Uploaded image for project: 'Crowd Data Center'
  1. Crowd Data Center
  2. CWD-6276

Running Crowd with Oracle Database Native Network Encryption degrades performance or causes outages

    • Icon: Bug Bug
    • Resolution: Unresolved
    • Icon: Low Low
    • None
    • 5.1.2
    • Database

      Issue Summary

      Oracle provides a feature called Native Network Encryption: ORACLE-BASE - Native Network Encryption for Database Connections. This feature was previously part of the Advanced Security Option license, and provides connection encryption without requiring client side configuration.

      When this feature is enabled, it adds 350ms+ to the time required to establish a database connection. This alone will cause noteworthy performance degradation, but when combined with the default database connection pool manager in Crowd, c3p0, it can cause intermittent outages and extreme performance degradation.

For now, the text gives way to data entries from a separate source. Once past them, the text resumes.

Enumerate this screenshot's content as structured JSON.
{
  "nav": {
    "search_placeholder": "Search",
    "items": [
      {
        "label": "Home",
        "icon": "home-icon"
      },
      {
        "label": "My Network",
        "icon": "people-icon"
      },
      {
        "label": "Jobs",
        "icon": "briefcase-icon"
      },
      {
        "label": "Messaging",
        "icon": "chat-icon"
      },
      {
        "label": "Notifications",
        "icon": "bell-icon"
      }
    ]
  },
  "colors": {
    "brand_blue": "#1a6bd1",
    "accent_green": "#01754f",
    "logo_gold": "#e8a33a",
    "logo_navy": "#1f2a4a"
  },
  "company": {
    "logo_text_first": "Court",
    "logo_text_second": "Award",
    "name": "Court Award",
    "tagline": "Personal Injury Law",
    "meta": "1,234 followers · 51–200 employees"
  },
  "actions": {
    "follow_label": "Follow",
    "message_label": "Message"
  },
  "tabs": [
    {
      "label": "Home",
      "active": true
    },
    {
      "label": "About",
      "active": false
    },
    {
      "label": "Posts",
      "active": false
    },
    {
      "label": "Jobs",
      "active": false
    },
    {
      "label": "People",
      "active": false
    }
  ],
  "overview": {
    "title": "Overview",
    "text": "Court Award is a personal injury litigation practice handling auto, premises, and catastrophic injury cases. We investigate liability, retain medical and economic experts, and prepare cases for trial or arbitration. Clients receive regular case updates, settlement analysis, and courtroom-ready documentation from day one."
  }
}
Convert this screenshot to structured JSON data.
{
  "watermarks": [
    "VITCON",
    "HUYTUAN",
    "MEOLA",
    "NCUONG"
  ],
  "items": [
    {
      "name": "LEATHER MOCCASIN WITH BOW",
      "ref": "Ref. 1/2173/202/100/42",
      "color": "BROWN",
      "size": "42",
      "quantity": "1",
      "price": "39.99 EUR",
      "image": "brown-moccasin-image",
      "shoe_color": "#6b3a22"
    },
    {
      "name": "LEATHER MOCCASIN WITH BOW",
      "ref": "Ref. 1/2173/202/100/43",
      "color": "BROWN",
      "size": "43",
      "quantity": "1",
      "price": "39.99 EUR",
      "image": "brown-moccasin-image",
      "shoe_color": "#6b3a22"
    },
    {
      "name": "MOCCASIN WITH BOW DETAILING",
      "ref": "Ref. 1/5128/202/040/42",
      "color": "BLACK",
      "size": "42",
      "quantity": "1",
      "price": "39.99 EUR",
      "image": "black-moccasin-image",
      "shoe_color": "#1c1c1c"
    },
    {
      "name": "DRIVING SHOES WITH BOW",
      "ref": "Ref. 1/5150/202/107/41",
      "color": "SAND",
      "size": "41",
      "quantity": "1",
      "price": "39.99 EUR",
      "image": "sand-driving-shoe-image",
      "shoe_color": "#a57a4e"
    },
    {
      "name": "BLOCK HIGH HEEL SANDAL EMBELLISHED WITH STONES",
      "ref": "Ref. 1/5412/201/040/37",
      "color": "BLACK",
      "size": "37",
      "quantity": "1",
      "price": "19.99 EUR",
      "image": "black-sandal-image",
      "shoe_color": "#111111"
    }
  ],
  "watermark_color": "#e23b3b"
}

      Oracle have stated that this latency is working as intended: Slow Connection Using 12c Client When Network Encryption Is Enabled

      This is reproducible on Data Center: yes

      Steps to Reproduce

      1. Install any version of Crowd
      2. Install Oracle DB 11g or later with Native Network Encryption enabled
      3. Introduce load to the system. The problem is usually exacerbated with a larger value of hibernate.c3p0.max_size in crowd.cfg.xml, due to the nature of the c3p0 pool scaling bug.
      4. Monitor Crowd for delayed or timeout responses

      Expected Results

      Crowd should continue operating normally, scaling the size of the c3p0 pool appropriately.

      Actual Results

      There is a prolonged delay in establishing database connections that causes c3p0 to get stuck in a loop of attempting to obtain additional database connections. As obtaining these database connections is slow, this will take longer than normal.

      Crowd will remain unresponsive until it reaches the c3p0 maximum pool size for the node.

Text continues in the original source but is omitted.